While most abortions cost less than $700, later and more complicated abortions can be much more expensive. Currently, about 80 percent of insurance plans cover the procedure.

McDonnell also restored nearly $1 million in abstinence-only educational funding that legislators had stripped out of his proposed budget.

Lawmakers will vote on McDonnell's changes during a one-day reconvene session on Wednesday.

The amendments are the latest in a series of anti-abortion actions in Virginia and elsewhere.

McDonnell already signed a bill that would require strict new regulations for abortion clinics. The legislation requires clinics that provide first-trimester abortions to be regulated as hospitals, a move opponents said could put many out of business and drastically reduce availability of the procedure.

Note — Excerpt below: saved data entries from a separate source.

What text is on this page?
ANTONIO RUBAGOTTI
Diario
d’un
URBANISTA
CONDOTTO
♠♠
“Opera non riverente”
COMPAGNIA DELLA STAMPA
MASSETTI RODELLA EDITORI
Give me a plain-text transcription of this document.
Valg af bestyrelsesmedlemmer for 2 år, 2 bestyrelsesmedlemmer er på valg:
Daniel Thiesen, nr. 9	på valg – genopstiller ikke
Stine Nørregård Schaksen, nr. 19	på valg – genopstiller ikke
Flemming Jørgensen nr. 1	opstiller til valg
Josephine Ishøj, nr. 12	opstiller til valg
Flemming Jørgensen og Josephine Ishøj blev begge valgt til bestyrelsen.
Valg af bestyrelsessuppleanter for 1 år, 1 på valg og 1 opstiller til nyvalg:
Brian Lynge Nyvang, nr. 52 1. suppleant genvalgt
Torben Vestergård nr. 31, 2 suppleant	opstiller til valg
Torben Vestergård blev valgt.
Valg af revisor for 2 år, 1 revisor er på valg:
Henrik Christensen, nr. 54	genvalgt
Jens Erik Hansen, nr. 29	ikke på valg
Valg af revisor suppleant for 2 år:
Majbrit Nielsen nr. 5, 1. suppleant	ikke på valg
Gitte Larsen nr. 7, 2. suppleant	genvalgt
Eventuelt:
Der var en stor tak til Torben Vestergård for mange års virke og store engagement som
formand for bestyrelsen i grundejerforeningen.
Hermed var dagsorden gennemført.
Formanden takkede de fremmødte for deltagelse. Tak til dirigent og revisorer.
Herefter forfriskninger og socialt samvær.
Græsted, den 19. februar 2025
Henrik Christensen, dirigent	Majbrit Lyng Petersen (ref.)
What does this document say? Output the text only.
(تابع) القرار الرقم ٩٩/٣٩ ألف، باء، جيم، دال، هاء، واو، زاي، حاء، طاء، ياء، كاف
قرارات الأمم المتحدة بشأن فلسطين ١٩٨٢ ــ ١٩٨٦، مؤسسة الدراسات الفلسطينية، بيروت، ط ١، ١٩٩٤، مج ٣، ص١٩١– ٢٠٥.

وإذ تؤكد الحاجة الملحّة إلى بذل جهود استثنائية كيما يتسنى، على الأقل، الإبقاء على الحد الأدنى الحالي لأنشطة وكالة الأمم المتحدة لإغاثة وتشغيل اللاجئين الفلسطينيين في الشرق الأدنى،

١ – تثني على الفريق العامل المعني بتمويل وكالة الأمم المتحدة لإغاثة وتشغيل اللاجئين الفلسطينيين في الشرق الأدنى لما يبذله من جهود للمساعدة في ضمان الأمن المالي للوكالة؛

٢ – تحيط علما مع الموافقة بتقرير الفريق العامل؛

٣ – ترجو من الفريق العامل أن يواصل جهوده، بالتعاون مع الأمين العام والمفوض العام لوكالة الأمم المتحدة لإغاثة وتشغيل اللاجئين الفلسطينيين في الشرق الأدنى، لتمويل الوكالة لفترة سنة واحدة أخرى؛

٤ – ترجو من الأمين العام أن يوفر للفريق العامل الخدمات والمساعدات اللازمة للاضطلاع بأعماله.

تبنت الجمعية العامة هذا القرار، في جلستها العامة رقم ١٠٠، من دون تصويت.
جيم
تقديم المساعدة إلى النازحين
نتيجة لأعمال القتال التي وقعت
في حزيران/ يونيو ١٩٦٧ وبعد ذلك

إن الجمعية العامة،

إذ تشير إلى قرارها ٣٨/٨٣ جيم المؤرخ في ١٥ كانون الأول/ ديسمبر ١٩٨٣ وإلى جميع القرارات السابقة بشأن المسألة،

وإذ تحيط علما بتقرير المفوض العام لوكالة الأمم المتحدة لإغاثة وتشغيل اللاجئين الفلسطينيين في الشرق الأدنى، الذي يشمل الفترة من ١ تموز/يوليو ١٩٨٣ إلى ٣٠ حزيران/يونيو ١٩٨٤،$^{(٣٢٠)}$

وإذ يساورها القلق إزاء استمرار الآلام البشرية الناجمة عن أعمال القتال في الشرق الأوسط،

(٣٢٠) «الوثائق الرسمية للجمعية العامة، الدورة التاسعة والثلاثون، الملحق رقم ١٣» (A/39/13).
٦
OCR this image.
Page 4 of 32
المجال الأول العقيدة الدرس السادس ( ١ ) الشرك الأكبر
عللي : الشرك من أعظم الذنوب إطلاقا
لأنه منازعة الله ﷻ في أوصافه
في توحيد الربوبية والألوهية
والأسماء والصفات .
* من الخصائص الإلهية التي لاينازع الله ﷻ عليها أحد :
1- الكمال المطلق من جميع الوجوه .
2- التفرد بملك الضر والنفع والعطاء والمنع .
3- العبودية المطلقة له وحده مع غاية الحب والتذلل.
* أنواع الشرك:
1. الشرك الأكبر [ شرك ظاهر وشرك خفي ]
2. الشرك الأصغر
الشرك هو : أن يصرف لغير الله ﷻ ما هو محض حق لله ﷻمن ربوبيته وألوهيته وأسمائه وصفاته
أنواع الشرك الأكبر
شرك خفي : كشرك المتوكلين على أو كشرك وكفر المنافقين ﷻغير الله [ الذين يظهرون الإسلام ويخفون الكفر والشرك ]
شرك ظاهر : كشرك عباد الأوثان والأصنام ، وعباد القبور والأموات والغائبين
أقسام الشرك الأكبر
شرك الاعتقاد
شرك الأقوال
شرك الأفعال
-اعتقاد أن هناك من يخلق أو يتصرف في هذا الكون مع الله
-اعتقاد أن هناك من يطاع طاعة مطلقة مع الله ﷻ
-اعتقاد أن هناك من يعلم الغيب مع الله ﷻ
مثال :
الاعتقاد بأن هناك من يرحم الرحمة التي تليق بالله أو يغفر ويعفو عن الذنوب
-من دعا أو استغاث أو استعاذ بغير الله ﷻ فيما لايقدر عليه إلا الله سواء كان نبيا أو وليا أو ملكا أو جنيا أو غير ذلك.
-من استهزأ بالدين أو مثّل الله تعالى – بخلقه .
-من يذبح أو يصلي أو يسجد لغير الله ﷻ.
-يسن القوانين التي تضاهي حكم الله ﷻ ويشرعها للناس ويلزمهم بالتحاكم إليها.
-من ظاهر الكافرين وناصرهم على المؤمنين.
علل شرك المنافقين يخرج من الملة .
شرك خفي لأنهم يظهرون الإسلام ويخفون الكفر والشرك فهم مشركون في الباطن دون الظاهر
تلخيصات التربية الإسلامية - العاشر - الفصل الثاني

More than 27,000 of the 28,000 abortions performed each year in Virginia are completed during the first-trimester, Keene said.

Last year, Virginia eliminated state Medicaid funding for abortions, which had been allowed in narrow cases where a woman's health would be endangered by the pregnancy.

Nationwide, dozens of bills are advancing in states that would place new obstacles -- from extended waiting periods to bans after certain time limits -- before women seeking the procedure. Meanwhile, at the federal level there are pushes to limit tax breaks for insurance policies that cover abortions and strip funding from Planned Parenthood, the nation's leading abortion provider.

Keene said she believes Republicans are pushing the measures through because all 140 legislative seats are on the ballot this year. She worries more could come.

"They can scream jobs and the economy and transportation and education all they want, but this is the first thing on their agenda," Keene said.

Keene said it was hypocritical of McDonnell to ban insurance coverage while at the same time supporting a state lawsuit challenging the federal health care legislation.

Virginia argues in its lawsuit that the federal government cannot force citizens to buy products from other private citizens. Keene said McDonnell is doing the same thing by dictating that private citizens cannot buy coverage from private companies.

In his amendment, McDonnell added that the provision should not be seen as recognition of the federal overhaul's constitutionality.

Anti-abortion groups applauded McDonnell's amendment.

"Without a change like the government's amendment, pro-life citizens opposed to abortion will be mandated to fund this unethical destruction of human life," said Victoria Cobb, president of The Family Foundation.

The original bill, which sailed through the General Assembly with scant opposition, directs the governor and others to make recommendations on how the exchange should be structured by Oct. 1.

That bill expires in 2014, which means the state would have to pass separate legislation if it wanted to continue to impose the ban.